No. Fair value is market value between knowledgable unrelated parties at an arms length.
Lets say that you realize you are under-water on your house and don’t have time to wait for a rebound. You decide to just sell it to your brother-in-law below market just to move the house and take a tax writeoff, and maybe he agrees to let you have some of the upside back later on down the road. This is what “fair value” is intended to prevent.
To my knolwedge the only meaningful distinction is the “between two knowledgable unrelated parties at an arm’s length”.
so what is market value then?
For Real Estate:
Requires an external valuation prior to 1-Jan-2012 at least once every 36 months.

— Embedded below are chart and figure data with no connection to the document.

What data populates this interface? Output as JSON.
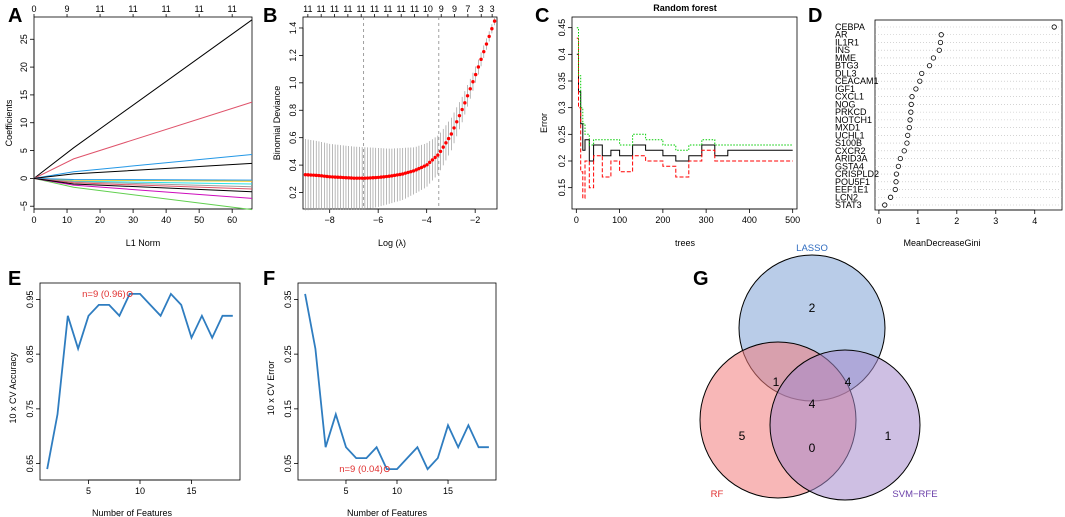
{
  "panels": {
    "A": {
      "letter": "A",
      "xlabel": "L1 Norm",
      "ylabel": "Coefficients"
    },
    "B": {
      "letter": "B",
      "xlabel": "Log (λ)",
      "ylabel": "Binomial Deviance"
    },
    "C": {
      "letter": "C",
      "xlabel": "trees",
      "ylabel": "Error",
      "title": "Random forest"
    },
    "D": {
      "letter": "D",
      "xlabel": "MeanDecreaseGini"
    },
    "E": {
      "letter": "E",
      "xlabel": "Number of Features",
      "ylabel": "10 x CV Accuracy",
      "annotation": "n=9 (0.96)"
    },
    "F": {
      "letter": "F",
      "xlabel": "Number of Features",
      "ylabel": "10 x CV Error",
      "annotation": "n=9 (0.04)"
    },
    "G": {
      "letter": "G"
    }
  },
  "chart_data": [
    {
      "id": "A",
      "type": "line",
      "xlabel": "L1 Norm",
      "ylabel": "Coefficients",
      "xlim": [
        0,
        66
      ],
      "ylim": [
        -5.5,
        29
      ],
      "xticks": [
        0,
        10,
        20,
        30,
        40,
        50,
        60
      ],
      "yticks": [
        -5,
        0,
        5,
        10,
        15,
        20,
        25
      ],
      "top_ticks": {
        "positions": [
          0,
          10,
          20,
          30,
          40,
          50,
          60
        ],
        "labels": [
          "0",
          "9",
          "11",
          "11",
          "11",
          "11",
          "11"
        ]
      },
      "series": [
        {
          "name": "path1",
          "color": "#000000",
          "x": [
            0,
            12,
            66
          ],
          "y": [
            0,
            5.5,
            28.5
          ]
        },
        {
          "name": "path2",
          "color": "#DF536B",
          "x": [
            0,
            12,
            66
          ],
          "y": [
            0,
            3.5,
            13.7
          ]
        },
        {
          "name": "path3",
          "color": "#61D04F",
          "x": [
            0,
            12,
            66
          ],
          "y": [
            0,
            -1.6,
            -5.6
          ]
        },
        {
          "name": "path4",
          "color": "#2297E6",
          "x": [
            0,
            12,
            66
          ],
          "y": [
            0,
            1.2,
            4.3
          ]
        },
        {
          "name": "path5",
          "color": "#000000",
          "x": [
            0,
            12,
            66
          ],
          "y": [
            0,
            0.8,
            2.7
          ]
        },
        {
          "name": "path6",
          "color": "#CD0BBC",
          "x": [
            0,
            12,
            66
          ],
          "y": [
            0,
            -1.2,
            -3.6
          ]
        },
        {
          "name": "path7",
          "color": "#28E2E5",
          "x": [
            0,
            12,
            66
          ],
          "y": [
            0,
            -0.5,
            -1.0
          ]
        },
        {
          "name": "path8",
          "color": "#F5C710",
          "x": [
            0,
            12,
            66
          ],
          "y": [
            0,
            -0.3,
            -0.5
          ]
        },
        {
          "name": "path9",
          "color": "#9E9E9E",
          "x": [
            0,
            12,
            66
          ],
          "y": [
            0,
            -0.6,
            -1.5
          ]
        },
        {
          "name": "path10",
          "color": "#2297E6",
          "x": [
            0,
            12,
            66
          ],
          "y": [
            0,
            -0.2,
            -0.3
          ]
        },
        {
          "name": "path11",
          "color": "#DF536B",
          "x": [
            0,
            12,
            66
          ],
          "y": [
            0,
            -0.8,
            -1.9
          ]
        },
        {
          "name": "path12",
          "color": "#000000",
          "x": [
            0,
            12,
            66
          ],
          "y": [
            0,
            -1.0,
            -2.4
          ]
        }
      ]
    },
    {
      "id": "B",
      "type": "line",
      "xlabel": "Log (λ)",
      "ylabel": "Binomial Deviance",
      "xlim": [
        -9.1,
        -1.1
      ],
      "ylim": [
        0.08,
        1.48
      ],
      "xticks": [
        -8,
        -6,
        -4,
        -2
      ],
      "yticks": [
        0.2,
        0.4,
        0.6,
        0.8,
        1.0,
        1.2,
        1.4
      ],
      "top_ticks": {
        "positions": [
          -8.9,
          -8.35,
          -7.8,
          -7.25,
          -6.7,
          -6.15,
          -5.6,
          -5.05,
          -4.5,
          -3.95,
          -3.4,
          -2.85,
          -2.3,
          -1.75,
          -1.3
        ],
        "labels": [
          "11",
          "11",
          "11",
          "11",
          "11",
          "11",
          "11",
          "11",
          "11",
          "10",
          "9",
          "9",
          "7",
          "3",
          "3"
        ]
      },
      "vlines": [
        -6.6,
        -3.5
      ],
      "series": [
        {
          "name": "mean deviance",
          "color": "#FF0000",
          "x": [
            -9.0,
            -8.5,
            -8.0,
            -7.5,
            -7.0,
            -6.5,
            -6.0,
            -5.5,
            -5.0,
            -4.5,
            -4.0,
            -3.5,
            -3.0,
            -2.5,
            -2.0,
            -1.5,
            -1.2
          ],
          "y": [
            0.33,
            0.325,
            0.315,
            0.31,
            0.305,
            0.305,
            0.31,
            0.32,
            0.335,
            0.36,
            0.4,
            0.48,
            0.62,
            0.82,
            1.05,
            1.3,
            1.45
          ],
          "err": [
            0.26,
            0.25,
            0.24,
            0.235,
            0.23,
            0.225,
            0.215,
            0.2,
            0.19,
            0.17,
            0.16,
            0.14,
            0.12,
            0.09,
            0.06,
            0.04,
            0.03
          ]
        }
      ]
    },
    {
      "id": "C",
      "type": "line",
      "title": "Random forest",
      "xlabel": "trees",
      "ylabel": "Error",
      "xlim": [
        -10,
        510
      ],
      "ylim": [
        0.11,
        0.47
      ],
      "xticks": [
        0,
        100,
        200,
        300,
        400,
        500
      ],
      "yticks": [
        0.15,
        0.2,
        0.25,
        0.3,
        0.35,
        0.4,
        0.45
      ],
      "series": [
        {
          "name": "OOB",
          "color": "#000000",
          "dash": "solid",
          "x": [
            1,
            5,
            10,
            15,
            20,
            30,
            40,
            60,
            80,
            100,
            130,
            160,
            200,
            230,
            260,
            290,
            320,
            350,
            400,
            450,
            500
          ],
          "y": [
            0.4,
            0.33,
            0.27,
            0.22,
            0.24,
            0.2,
            0.23,
            0.21,
            0.22,
            0.21,
            0.23,
            0.22,
            0.21,
            0.2,
            0.21,
            0.23,
            0.21,
            0.22,
            0.22,
            0.22,
            0.22
          ]
        },
        {
          "name": "class1",
          "color": "#FF0000",
          "dash": "dashed",
          "x": [
            1,
            5,
            10,
            15,
            20,
            30,
            40,
            60,
            80,
            100,
            130,
            160,
            200,
            230,
            260,
            290,
            320,
            350,
            400,
            450,
            500
          ],
          "y": [
            0.43,
            0.3,
            0.18,
            0.13,
            0.2,
            0.15,
            0.21,
            0.17,
            0.2,
            0.18,
            0.21,
            0.2,
            0.19,
            0.17,
            0.2,
            0.22,
            0.2,
            0.2,
            0.2,
            0.2,
            0.2
          ]
        },
        {
          "name": "class2",
          "color": "#00CC00",
          "dash": "dotted",
          "x": [
            1,
            5,
            10,
            15,
            20,
            30,
            40,
            60,
            80,
            100,
            130,
            160,
            200,
            230,
            260,
            290,
            320,
            350,
            400,
            450,
            500
          ],
          "y": [
            0.45,
            0.36,
            0.3,
            0.27,
            0.25,
            0.23,
            0.24,
            0.24,
            0.24,
            0.23,
            0.25,
            0.24,
            0.23,
            0.22,
            0.23,
            0.24,
            0.23,
            0.23,
            0.23,
            0.23,
            0.23
          ]
        }
      ]
    },
    {
      "id": "D",
      "type": "scatter",
      "xlabel": "MeanDecreaseGini",
      "xlim": [
        -0.1,
        4.7
      ],
      "xticks": [
        0,
        1,
        2,
        3,
        4
      ],
      "labels": [
        "CEBPA",
        "AR",
        "IL1R1",
        "INS",
        "MME",
        "BTG3",
        "DLL3",
        "CEACAM1",
        "IGF1",
        "CXCL1",
        "NOG",
        "PRKCD",
        "NOTCH1",
        "MXD1",
        "UCHL1",
        "S100B",
        "CXCR2",
        "ARID3A",
        "GSTA4",
        "CRISPLD2",
        "POU5F1",
        "EEF1E1",
        "LCN2",
        "STAT3"
      ],
      "values": [
        4.5,
        1.6,
        1.58,
        1.55,
        1.4,
        1.3,
        1.1,
        1.05,
        0.95,
        0.85,
        0.83,
        0.82,
        0.8,
        0.78,
        0.74,
        0.72,
        0.65,
        0.55,
        0.5,
        0.45,
        0.44,
        0.42,
        0.3,
        0.15
      ]
    },
    {
      "id": "E",
      "type": "line",
      "xlabel": "Number of Features",
      "ylabel": "10 x CV Accuracy",
      "xlim": [
        0.3,
        19.7
      ],
      "ylim": [
        0.62,
        0.98
      ],
      "xticks": [
        5,
        10,
        15
      ],
      "yticks": [
        0.65,
        0.75,
        0.85,
        0.95
      ],
      "annotation": {
        "text": "n=9 (0.96)",
        "x": 9,
        "y": 0.96
      },
      "x": [
        1,
        2,
        3,
        4,
        5,
        6,
        7,
        8,
        9,
        10,
        11,
        12,
        13,
        14,
        15,
        16,
        17,
        18,
        19
      ],
      "y": [
        0.64,
        0.74,
        0.92,
        0.86,
        0.92,
        0.94,
        0.94,
        0.92,
        0.96,
        0.96,
        0.94,
        0.92,
        0.96,
        0.94,
        0.88,
        0.92,
        0.88,
        0.92,
        0.92
      ],
      "color": "#2F7DC0"
    },
    {
      "id": "F",
      "type": "line",
      "xlabel": "Number of Features",
      "ylabel": "10 x CV Error",
      "xlim": [
        0.3,
        19.7
      ],
      "ylim": [
        0.02,
        0.38
      ],
      "xticks": [
        5,
        10,
        15
      ],
      "yticks": [
        0.05,
        0.15,
        0.25,
        0.35
      ],
      "annotation": {
        "text": "n=9 (0.04)",
        "x": 9,
        "y": 0.04
      },
      "x": [
        1,
        2,
        3,
        4,
        5,
        6,
        7,
        8,
        9,
        10,
        11,
        12,
        13,
        14,
        15,
        16,
        17,
        18,
        19
      ],
      "y": [
        0.36,
        0.26,
        0.08,
        0.14,
        0.08,
        0.06,
        0.06,
        0.08,
        0.04,
        0.04,
        0.06,
        0.08,
        0.04,
        0.06,
        0.12,
        0.08,
        0.12,
        0.08,
        0.08
      ],
      "color": "#2F7DC0"
    },
    {
      "id": "G",
      "type": "venn",
      "sets": [
        {
          "name": "LASSO",
          "color": "#7FA3D6",
          "label_color": "#2F6CC0"
        },
        {
          "name": "RF",
          "color": "#F27C7C",
          "label_color": "#E03030"
        },
        {
          "name": "SVM−RFE",
          "color": "#A58ACC",
          "label_color": "#6A3FA8"
        }
      ],
      "regions": {
        "LASSO_only": "2",
        "RF_only": "5",
        "SVM_only": "1",
        "LASSO_RF": "1",
        "LASSO_SVM": "4",
        "RF_SVM": "0",
        "all": "4"
      }
    }
  ]
}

After 1-Jan-2012 at least once every 12 months or earlier.
This valuation must be done by an external certified person…
this would decide the market value / fair value of the investment.
guys, come on. I’m looking for the intuition. If FV is between a knowledgable buyer and seller, what is MV – not between a knowledgable buyer and seller?
Again, for the 10th time… it is the arms length qualification. Additionally market value is not necessarily real, in the sense that you can see a bond quote which is someone “making a market” but that doesn’t mean they will necessarily transact at that price. Fair value is the price they are willing to pay at that very moment at an arm’s length.
You are focusing too much on this. Do you want to be able to explain what fair vaue is to someone, or do you want to circle the answer that says “fair value after 2011” and get your charter?
Knowledgeable - is the key. Buyer says a price, seller negotiates some - based on a target value in mind - without a “valuation” methodology. Buyer may know that the land underneath is a swamp - which the seller does not know about and does not care to check up on e.g. in the case of the “house” in question above.
It is like going to carfax and buying a cheap car - without looking at what had happened before to the car in question.